We have evaluated the ectopic new bone formation effects of CPC (calcium phosphate cement) seeded with pBMP-2 (plasmids containing bone morphogenetic protein-2 gene) transfected canine bMSCs (bone marrow stromal cells) mediated by a non-viral PEI (polyethylenimine) derivative (GenEscort™ II) in nude mice. Canine bMSCs were transfected with pBMP-2 or pEGFP (plasmids containing enhanced green fluorescent protein gene) mediated by GenEscort™ II in vitro, and the osteoblastic differentiation was explored by ALP (alkaline phosphatase) staining, ARS (alizarin red S) staining and RT-qPCR (real-time quantitative PCR) analysis.
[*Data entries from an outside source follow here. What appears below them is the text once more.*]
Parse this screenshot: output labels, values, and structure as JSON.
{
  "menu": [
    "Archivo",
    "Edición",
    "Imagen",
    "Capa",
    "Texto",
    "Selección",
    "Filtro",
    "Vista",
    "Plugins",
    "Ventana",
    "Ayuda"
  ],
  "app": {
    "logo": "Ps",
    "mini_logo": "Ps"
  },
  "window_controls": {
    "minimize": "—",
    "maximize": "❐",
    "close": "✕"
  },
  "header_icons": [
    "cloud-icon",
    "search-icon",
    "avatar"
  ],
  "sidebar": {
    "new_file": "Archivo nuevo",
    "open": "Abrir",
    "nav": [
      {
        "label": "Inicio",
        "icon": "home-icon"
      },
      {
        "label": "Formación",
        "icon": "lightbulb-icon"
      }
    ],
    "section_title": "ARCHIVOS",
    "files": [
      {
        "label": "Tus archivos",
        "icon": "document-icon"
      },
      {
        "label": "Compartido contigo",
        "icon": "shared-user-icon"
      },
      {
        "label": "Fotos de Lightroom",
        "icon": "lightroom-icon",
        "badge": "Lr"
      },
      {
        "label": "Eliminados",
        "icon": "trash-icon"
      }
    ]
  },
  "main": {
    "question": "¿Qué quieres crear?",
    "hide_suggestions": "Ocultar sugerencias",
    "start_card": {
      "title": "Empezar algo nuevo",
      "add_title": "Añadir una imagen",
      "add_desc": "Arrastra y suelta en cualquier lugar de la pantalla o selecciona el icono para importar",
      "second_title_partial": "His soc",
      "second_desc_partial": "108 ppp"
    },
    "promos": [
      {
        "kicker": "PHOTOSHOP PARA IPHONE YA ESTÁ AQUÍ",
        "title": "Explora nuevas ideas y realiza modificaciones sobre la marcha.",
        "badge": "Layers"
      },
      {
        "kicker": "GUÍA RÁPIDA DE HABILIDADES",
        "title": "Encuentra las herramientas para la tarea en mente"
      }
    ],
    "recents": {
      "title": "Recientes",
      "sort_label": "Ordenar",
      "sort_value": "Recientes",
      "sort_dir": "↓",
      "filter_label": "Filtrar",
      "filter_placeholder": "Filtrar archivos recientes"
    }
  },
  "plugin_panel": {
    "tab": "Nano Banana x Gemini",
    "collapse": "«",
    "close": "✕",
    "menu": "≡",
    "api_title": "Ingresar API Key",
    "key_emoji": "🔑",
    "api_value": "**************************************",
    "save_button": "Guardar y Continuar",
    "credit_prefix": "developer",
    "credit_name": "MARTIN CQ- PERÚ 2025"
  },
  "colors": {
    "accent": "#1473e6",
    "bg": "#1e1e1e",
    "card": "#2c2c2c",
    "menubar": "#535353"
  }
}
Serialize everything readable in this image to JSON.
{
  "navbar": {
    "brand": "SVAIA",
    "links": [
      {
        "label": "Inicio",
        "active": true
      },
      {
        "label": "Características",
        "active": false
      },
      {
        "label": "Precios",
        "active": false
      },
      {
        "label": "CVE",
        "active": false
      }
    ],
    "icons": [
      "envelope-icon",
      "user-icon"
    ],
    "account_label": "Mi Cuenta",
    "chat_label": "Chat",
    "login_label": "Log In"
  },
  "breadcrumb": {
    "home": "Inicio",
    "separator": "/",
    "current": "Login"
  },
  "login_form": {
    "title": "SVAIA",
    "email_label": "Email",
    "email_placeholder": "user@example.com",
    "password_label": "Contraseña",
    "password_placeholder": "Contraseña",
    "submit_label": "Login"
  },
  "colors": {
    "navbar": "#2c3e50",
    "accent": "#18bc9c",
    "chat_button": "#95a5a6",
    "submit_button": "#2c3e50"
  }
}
Ectopic bone formation effects of CPC/pBMP-2 transfected bMSCs were evaluated and compared with CPC/pEGFP transfected bMSCs or CPC/untransfected bMSCs through histological, histomorphological and immunohistochemical analysis 8 and 12 weeks post-operation in nude mice. Transfection efficiency was up ∼35% as demonstrated by EGFP (enhanced green fluorescent protein) expression. ALP and ARS staining were stronger with pBMP-2 gene transfection, and mRNA expression of BMP-2 (bone morphogenetic protein-2), Col 1 (collagen 1) and OCN (osteocalcin) in pBMP-2 group was significantly up-regulated at 6 and 9 days. Significantly higher NBV (new bone volume) was achieved in pBMP-2 group than in the control groups at 8 and 12 weeks (P<0.05). In addition, immunohistochemical analysis indicated higher OCN expression in pBMP-2 group (P<0.01). We conclude that CPC seeded with pBMP-2 transfected bMSCs mediated by GenEscort™ II could enhance ectopic new bone formation in nude mice, suggesting that GenEscort™ II mediated pBMP-2 gene transfer is an effective non-viral method and CPC is a suitable scaffold for gene enhanced bone tissue engineering.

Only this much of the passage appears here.